If Whitehouse thinks that the only problem with PIPA was that it tinkered with the internals of the Internet, he was sadly mistaken. That was only one problem. On a Netroots panel, Steven DeMaura of the conservative Americans for Job Security, said it was the ability of companies to bring their own law suits that energized his group. There are many provisions to which conservatives, progressives, pro-Internet activists of all sorts, objected.
While Whitehouse and Cardin want to do "something" on piracy, it's not the sit-down with organizations and companies that will solve the issue. Even if Wikipedia or Reddit or Tumblr were admitted to the club, saying that a small group can work out the problem in isolation won't cut it. A wider, public discussion should take place, starting with an honest assessment of the problem. Whitehouse and Cardin still accept the supposed "harms" of piracy from the entertainment industry -- figures which no one else has been able to replicate or justify.
Neither mentioned anything about the entertainment industries trying harder to solve their problems by allowing more consumer access to content. Limiting access to movies or TV shows, or even making it impossible to see programs or movies online because of arbitrary release dates hurts the content business. Making some content subject to data caps and other content exempt hurts consumers.
Failing to recognize research that contradicts the old, unproven saws (accepted by government without confirming evidence) about potential losses from piracy and loss of jobs. While entertainment leaders are great at talking about their studies "proving" losses from piracy, they ignore other research showing that downloaders also buy the most music and other content.
From the Wyden/Issa viewpoint, an Internet Bill of Rights is a fine idea.
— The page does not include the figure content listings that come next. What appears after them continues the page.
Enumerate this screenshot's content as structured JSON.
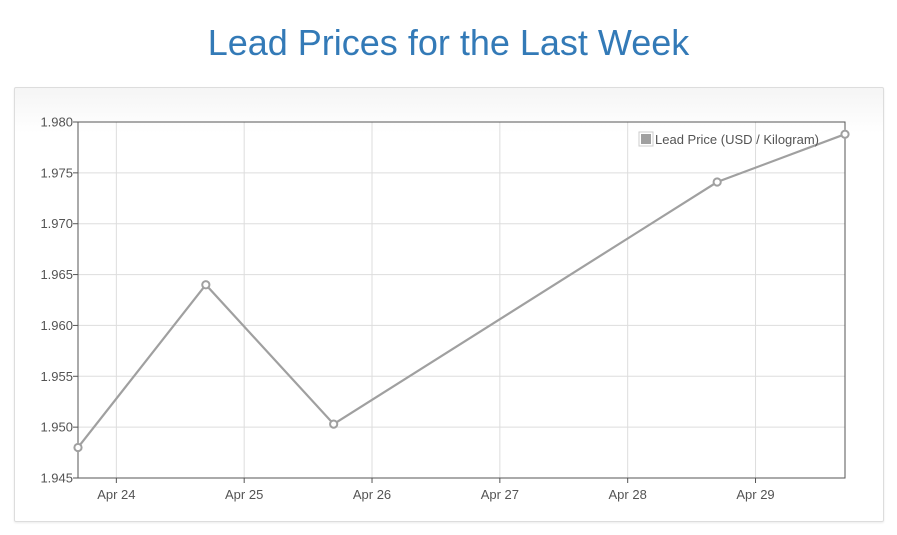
{
  "page": {
    "title": "Lead Prices for the Last Week"
  },
  "chart_data": {
    "type": "line",
    "title": "",
    "xlabel": "",
    "ylabel": "",
    "x_tick_labels": [
      "Apr 24",
      "Apr 25",
      "Apr 26",
      "Apr 27",
      "Apr 28",
      "Apr 29"
    ],
    "y_tick_labels": [
      "1.945",
      "1.950",
      "1.955",
      "1.960",
      "1.965",
      "1.970",
      "1.975",
      "1.980"
    ],
    "ylim": [
      1.945,
      1.98
    ],
    "xlim_days": [
      23.7,
      29.7
    ],
    "grid": true,
    "legend_position": "top-right",
    "series": [
      {
        "name": "Lead Price (USD / Kilogram)",
        "color": "#a0a0a0",
        "x": [
          "Apr 23",
          "Apr 24",
          "Apr 25",
          "Apr 28",
          "Apr 29"
        ],
        "x_day": [
          23.7,
          24.7,
          25.7,
          28.7,
          29.7
        ],
        "values": [
          1.948,
          1.964,
          1.9503,
          1.9741,
          1.9788
        ]
      }
    ],
    "colors": {
      "title": "#337ab7",
      "axis": "#555555",
      "grid": "#dddddd",
      "tick_text": "#545454"
    }
  }
}
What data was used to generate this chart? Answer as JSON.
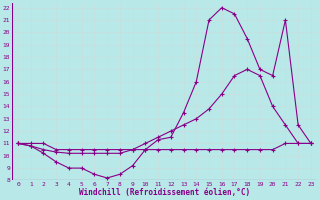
{
  "xlabel": "Windchill (Refroidissement éolien,°C)",
  "background_color": "#b8e8e8",
  "line_color": "#880088",
  "grid_color": "#c8dede",
  "xlim": [
    -0.5,
    23.5
  ],
  "ylim": [
    8,
    22.4
  ],
  "yticks": [
    8,
    9,
    10,
    11,
    12,
    13,
    14,
    15,
    16,
    17,
    18,
    19,
    20,
    21,
    22
  ],
  "xticks": [
    0,
    1,
    2,
    3,
    4,
    5,
    6,
    7,
    8,
    9,
    10,
    11,
    12,
    13,
    14,
    15,
    16,
    17,
    18,
    19,
    20,
    21,
    22,
    23
  ],
  "line1_x": [
    0,
    1,
    2,
    3,
    4,
    5,
    6,
    7,
    8,
    9,
    10,
    11,
    12,
    13,
    14,
    15,
    16,
    17,
    18,
    19,
    20,
    21,
    22,
    23
  ],
  "line1_y": [
    11.0,
    10.8,
    10.2,
    9.5,
    9.0,
    9.0,
    8.5,
    8.2,
    8.5,
    9.2,
    10.5,
    11.3,
    11.5,
    13.5,
    16.0,
    21.0,
    22.0,
    21.5,
    19.5,
    17.0,
    16.5,
    21.0,
    12.5,
    11.0
  ],
  "line2_x": [
    0,
    1,
    2,
    3,
    4,
    5,
    6,
    7,
    8,
    9,
    10,
    11,
    12,
    13,
    14,
    15,
    16,
    17,
    18,
    19,
    20,
    21,
    22,
    23
  ],
  "line2_y": [
    11.0,
    10.8,
    10.5,
    10.3,
    10.2,
    10.2,
    10.2,
    10.2,
    10.2,
    10.5,
    11.0,
    11.5,
    12.0,
    12.5,
    13.0,
    13.8,
    15.0,
    16.5,
    17.0,
    16.5,
    14.0,
    12.5,
    11.0,
    11.0
  ],
  "line3_x": [
    0,
    1,
    2,
    3,
    4,
    5,
    6,
    7,
    8,
    9,
    10,
    11,
    12,
    13,
    14,
    15,
    16,
    17,
    18,
    19,
    20,
    21,
    22,
    23
  ],
  "line3_y": [
    11.0,
    11.0,
    11.0,
    10.5,
    10.5,
    10.5,
    10.5,
    10.5,
    10.5,
    10.5,
    10.5,
    10.5,
    10.5,
    10.5,
    10.5,
    10.5,
    10.5,
    10.5,
    10.5,
    10.5,
    10.5,
    11.0,
    11.0,
    11.0
  ]
}
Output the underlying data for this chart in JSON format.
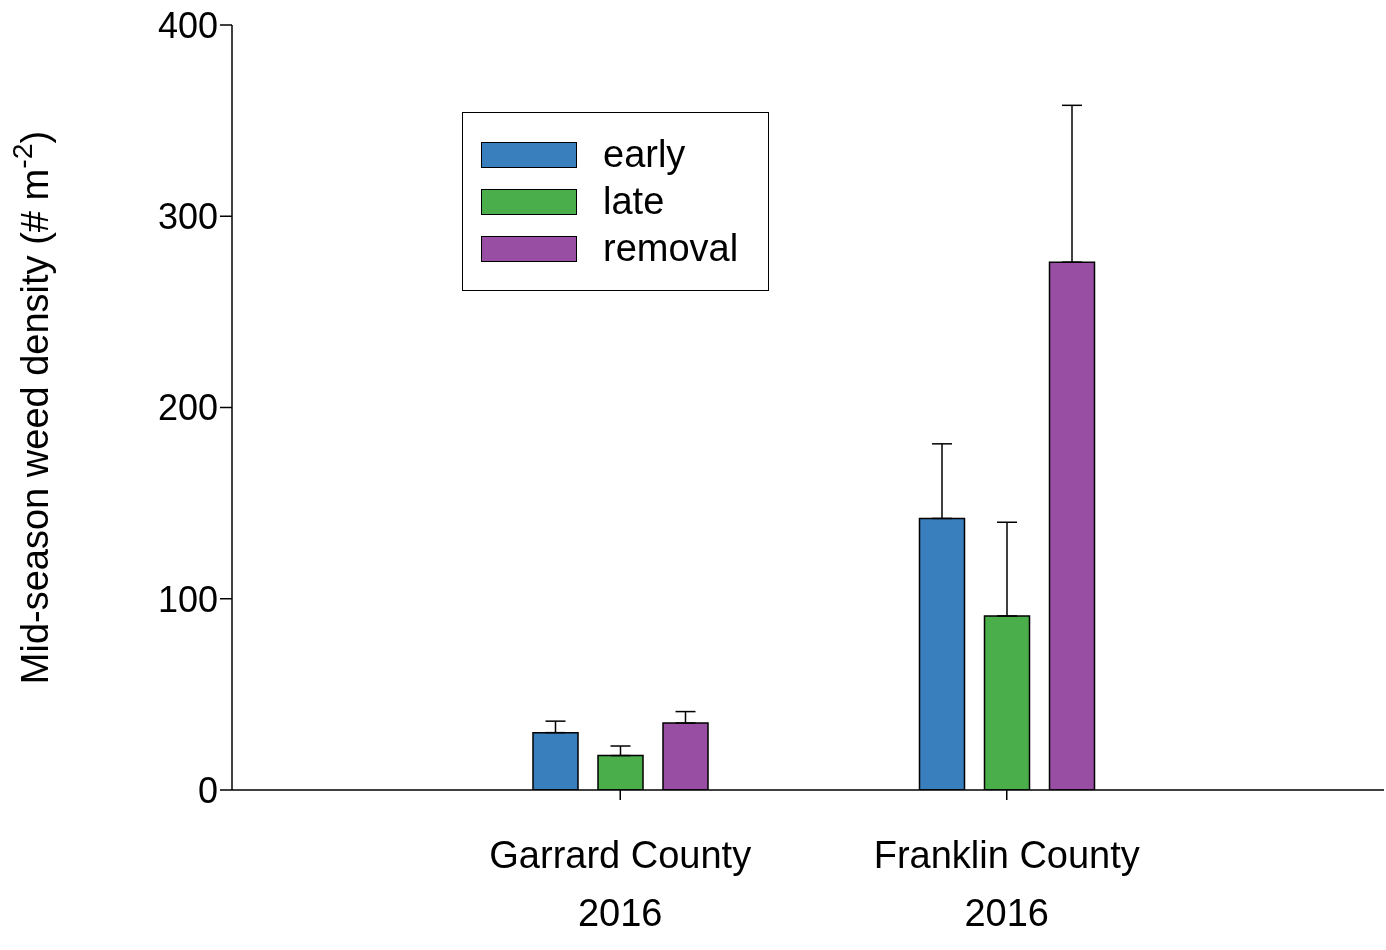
{
  "chart_data": {
    "type": "bar",
    "ylabel": "Mid-season weed density (# m$^{-2}$)",
    "categories": [
      "Garrard County\n2016",
      "Franklin County\n2016"
    ],
    "series": [
      {
        "name": "early",
        "color": "#3a7fbd",
        "values": [
          30,
          142
        ],
        "errors": [
          [
            30,
            36
          ],
          [
            142,
            181
          ]
        ]
      },
      {
        "name": "late",
        "color": "#4aae4a",
        "values": [
          18,
          91
        ],
        "errors": [
          [
            18,
            23
          ],
          [
            91,
            140
          ]
        ]
      },
      {
        "name": "removal",
        "color": "#984ea3",
        "values": [
          35,
          276
        ],
        "errors": [
          [
            35,
            41
          ],
          [
            276,
            358
          ]
        ]
      }
    ],
    "ylim": [
      0,
      400
    ],
    "yticks": [
      0,
      100,
      200,
      300,
      400
    ],
    "grid": false,
    "legend": "top left"
  }
}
Issa has proposed some language for one such Bill of Rights, which he said would cover SOPA and PIPA under the right to an "unobstructed Internet." (Issa in the past has voted for bills to toughen copyright enforcement, including the Pro-IP Act that increased government seizure forfeiture authority, which is what the government uses to justify seizing Internet domains.)
Another Bill of Rights-like effort is on Reddit. Others are starting to draft their own versions. Public Knowledge has an Internet Blueprint. These are all worthwhile endeavors. Even if they remain as intangible principles, there is some public value in having them debated and accepted. As Wyden said at PDF, such a document could be used as a benchmark against which legislation could be measured and he thought perhaps half of the Congress could support it given enough time. That seems optimistic.
The question will be whether such a Bill of Rights to protect Internet users would prohibit the abuses proposed in PIPA and SOPA. The conflict between those values will be a debate worth having, and it will be interesting to see where Congressional Netroots boosters come down when the conflict comes up again next year. Then the Netroots will know who their real friends are.